Dr. Kevin Contreary
The following quote from Dr. Kevin Contreary captured the false sense of security that pervaded a city situated below sea level on the Mississippi River and Lake Ponchartrain just 50 miles from the Gulf of Mexico:
"I think it’s fair to say no one was really prepared for Katrina. That was a shot out of the darkness that nobody, I think, in their wildest imaginations really thought would happen, you know. We all talked about the Armageddon scenario, the right hurricane coming right up the mouth of the river. . . But, I do not think anybody really thought that it would happen, you know."
Dr. Contreary provided the following information regarding funds that had been appropriated for indigent care:
"And the state, in its wisdom, has chosen not to free up Medicaid monies that were designated for indigent care to go to Charity Hospital for indigent care. Those monies are being held by Cerise and Department of Health and Hospitals. You know, just in a bank somewhere. And those monies were designated by the state and federal government for Charity Hospital. Charity is not there. That money is for the care of the indigents. So those indigents are now coming to East Jefferson and West Jeff and other hospitals. And that money should be given to those hospitals, in proportion, to help pay for that care and it’s not, so there’s some lawsuits pending right now. I think West Jeff filed a suit against Department of Health and Resources to try to get to this money."

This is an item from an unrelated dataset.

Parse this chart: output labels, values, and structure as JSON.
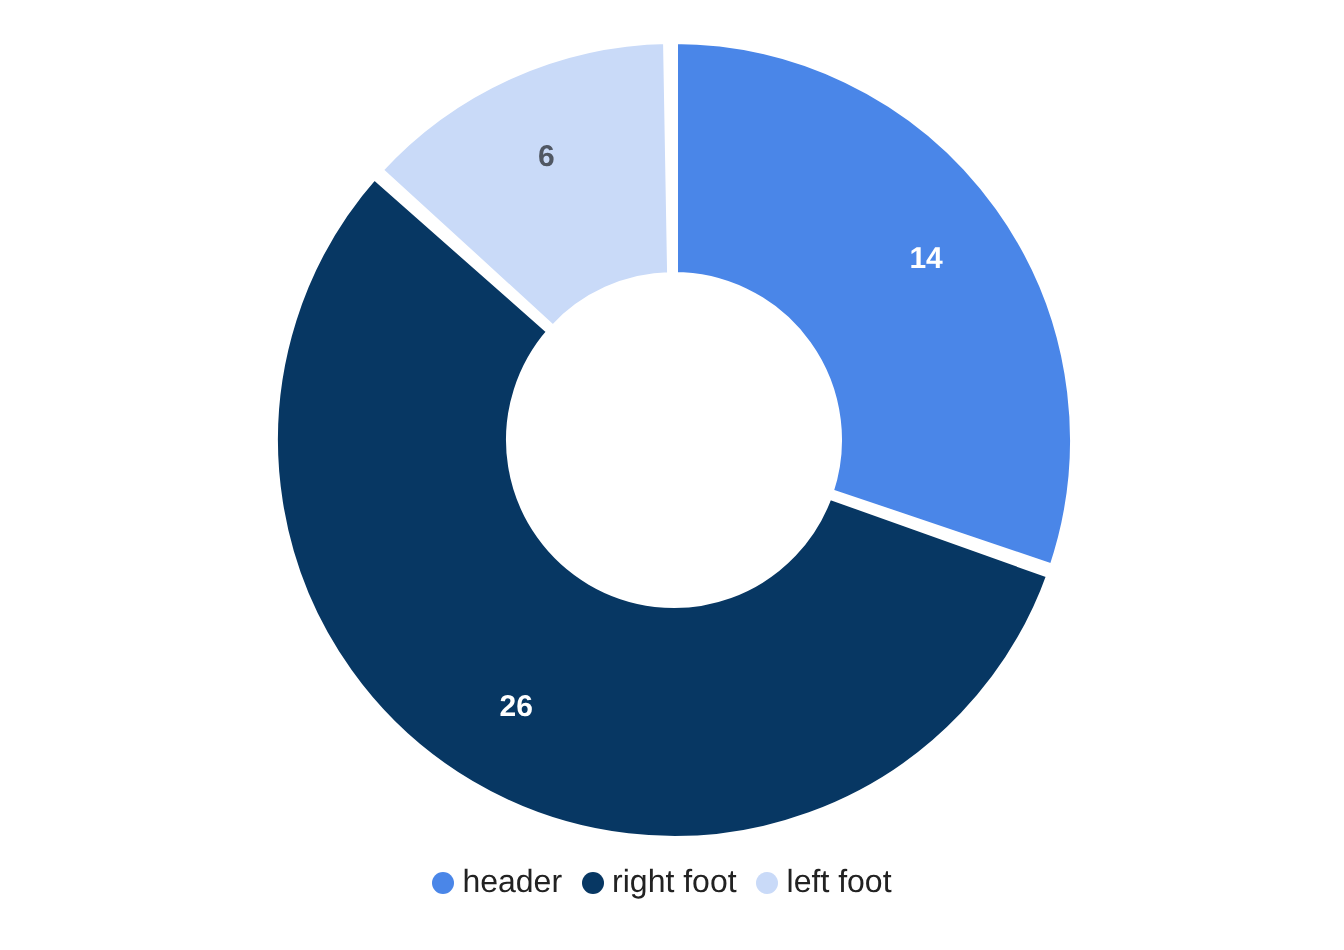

Dr. Contreary addressed the impact of the lack of accessible, affordable mental health services at a time of unprecedented stress, especially for the indigent:
"Obviously at a time when there’s a lot more stressors in the environment, a lot more people that maybe are a little marginally together [people] could really use a little psychiatric help. We had a psychiatric problem before [the storm]. Psychiatry has always been a field that is fairly, poorly reimbursed by insurance companies and Medicare and so psychiatrists do not make a lot of money and a lot of insurance companies won’t pay for it, so people have to come out of pocket. So it’s always been a field that’s been maybe a bit under staffed and certainly post-Katrina, that’s the case. A lot of mental health professionals left, so there’s a hole right now. Certainly, the indigent population is taking it the hardest because a lot of the charity based mental health systems are out, too."
Although the physical plant at East Jefferson Hospital became inoperable due to street flooding, the hospital had a secondary water supply as described by Dr. Contreary:
"This place had no water actually in the physical plant. East Jefferson had water all around it; in the streets. I was trapped here for about four days post Katrina in the hospital before we could even get out. So, we were surrounded by water and trapped. But the hospital has a secondary water supply underneath the hospital. There’s a well system, so the hospital was able to tap into its well system and actually have water to drink, bathe with, although the pressure was terrible."